The Aqua Pure DI exchange tanks are used according to current AAMI standards (RD 62) and are intended to supply dialysis grade water, for use in dialysis, concentrate preparation systems, dialyzer reuse systems and rinsing of sterilants. The exchange tanks can be used for either primary water purification or to supply emergency backup water purification for dialysis units. The D.I. exchange tanks for dialysis are only one part of a complete water treatment system and must be used in conjunction within a water treatment system with appropriate pre-treatment and post-treatment.

Aqua Pure's D.I. Exchange Tanks for Dialysis are FRP tanks filled with mixed bed resin. Widget connectors are used in conjunction with a machined PVC schedule 80 head, stand pipe, fill port, and distributor basket. Our tanks are designed to supply AAMI standard water for dialysis through ion exchange. The D.I. exchange tanks are based on the Ameriwater Dialysis Deionizer Exchange Tanks K991519.
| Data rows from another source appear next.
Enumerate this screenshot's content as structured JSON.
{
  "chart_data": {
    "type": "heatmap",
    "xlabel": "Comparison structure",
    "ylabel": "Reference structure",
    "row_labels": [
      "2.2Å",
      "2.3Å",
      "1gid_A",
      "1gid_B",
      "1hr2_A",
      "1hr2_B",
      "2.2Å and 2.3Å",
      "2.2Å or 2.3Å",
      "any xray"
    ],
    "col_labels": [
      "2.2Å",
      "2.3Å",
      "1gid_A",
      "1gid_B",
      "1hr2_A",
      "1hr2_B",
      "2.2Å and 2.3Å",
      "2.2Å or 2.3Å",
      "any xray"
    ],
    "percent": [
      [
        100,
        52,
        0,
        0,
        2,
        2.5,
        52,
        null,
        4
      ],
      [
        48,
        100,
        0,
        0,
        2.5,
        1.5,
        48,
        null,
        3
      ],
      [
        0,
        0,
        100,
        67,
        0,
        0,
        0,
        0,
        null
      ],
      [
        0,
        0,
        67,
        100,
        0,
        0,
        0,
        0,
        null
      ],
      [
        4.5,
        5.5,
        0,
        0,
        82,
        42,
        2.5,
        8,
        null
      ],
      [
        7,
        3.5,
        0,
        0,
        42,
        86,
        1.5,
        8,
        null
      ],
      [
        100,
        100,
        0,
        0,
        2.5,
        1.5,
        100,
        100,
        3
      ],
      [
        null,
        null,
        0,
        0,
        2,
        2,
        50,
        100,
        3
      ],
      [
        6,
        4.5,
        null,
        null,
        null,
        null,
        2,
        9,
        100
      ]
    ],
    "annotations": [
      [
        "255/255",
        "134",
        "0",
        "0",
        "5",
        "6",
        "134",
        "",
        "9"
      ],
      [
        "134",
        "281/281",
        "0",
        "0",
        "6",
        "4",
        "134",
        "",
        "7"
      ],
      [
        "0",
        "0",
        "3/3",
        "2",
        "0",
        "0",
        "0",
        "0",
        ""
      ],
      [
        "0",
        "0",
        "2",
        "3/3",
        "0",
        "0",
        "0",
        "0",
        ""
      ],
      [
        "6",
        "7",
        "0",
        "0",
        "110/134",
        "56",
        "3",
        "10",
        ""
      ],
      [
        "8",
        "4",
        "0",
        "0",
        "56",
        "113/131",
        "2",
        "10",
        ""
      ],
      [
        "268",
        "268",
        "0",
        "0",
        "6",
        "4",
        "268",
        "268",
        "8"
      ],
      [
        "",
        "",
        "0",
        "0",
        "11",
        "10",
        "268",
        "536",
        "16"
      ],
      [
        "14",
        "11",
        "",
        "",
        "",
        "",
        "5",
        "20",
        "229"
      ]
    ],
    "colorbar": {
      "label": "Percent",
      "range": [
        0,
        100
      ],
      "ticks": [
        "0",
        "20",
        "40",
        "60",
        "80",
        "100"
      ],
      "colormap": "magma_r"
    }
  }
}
Here's an analysis of the provided text regarding the acceptance criteria and study for the Aqua Pure D.I. Exchange Tanks for Dialysis (K072158).

Summary of Findings:

The provided 510(k) relies on substantial equivalence to a predicate device (Ameriwater Dialysis Deionizer Exchange Tanks, K991519) rather than a direct performance study with acceptance criteria. This means the device is deemed acceptable because it is designed to be functionally identical to a previously approved device. Therefore, a traditional "study proving the device meets acceptance criteria" as might be seen for a novel device with new performance claims, is not present.

Acceptance Criteria and Reported Device Performance

Study Details (As Per 510(k) Substantial Equivalence Process):

Since this is a substantial equivalence submission, the "study" is effectively a comparative analysis against the predicate, not a performance study in the typical sense.

1. Sample size used for the test set and the data provenance: Not applicable. There was no "test set" of performance data in the traditional sense, as the claim is based on identical design and materials to a device already deemed safe and effective. The provenance is the design specifications of the new device compared to the predicate device.
2. Number of experts used to establish the ground truth for the test set and the qualifications of those experts: Not applicable. Ground truth for performance was not established via expert review of a test set. Equivalence was established by comparing design specifications and indications for use.
3. Adjudication method for the test set: Not applicable.
4. If a multi-reader multi-case (MRMC) comparative effectiveness study was done, If so, what was the effect size of how much human readers improve with AI vs without AI assistance: Not applicable. This is a medical device (water purification tanks), not an AI diagnostic or assistance tool.
5. If a standalone (i.e., algorithm only without human-in-the-loop performance) was done: Not applicable. This is a physical medical device, not an algorithm.
6. The type of ground truth used: The "ground truth" here is the established safety and effectiveness of the legally marketed predicate device (Ameriwater Dialysis Deionizer Exchange Tanks, K991519), based on its design, materials, and intended use as assessed by the FDA. The submission demonstrates that the new device shares this "ground truth" by being substantively the same.
7. The sample size for the training set: Not applicable.
8. How the ground truth for the training set was established: Not applicable.

Conclusion:

The Aqua Pure D.I. Exchange Tanks for Dialysis gained 510(k) clearance by demonstrating substantial equivalence to a legally marketed predicate device. This means the FDA determined that the new device has the same intended use and the same technological characteristics (or different characteristics that do not raise new questions of safety and effectiveness) as the predicate device. Therefore, no new performance studies, clinical trials, or expert adjudications were required from the applicant to prove that the device meets specific performance acceptance criteria. The "study" was a detailed comparison of its components, materials, and intended use against the predicate device, which the FDA found to be sufficiently similar to allow market entry.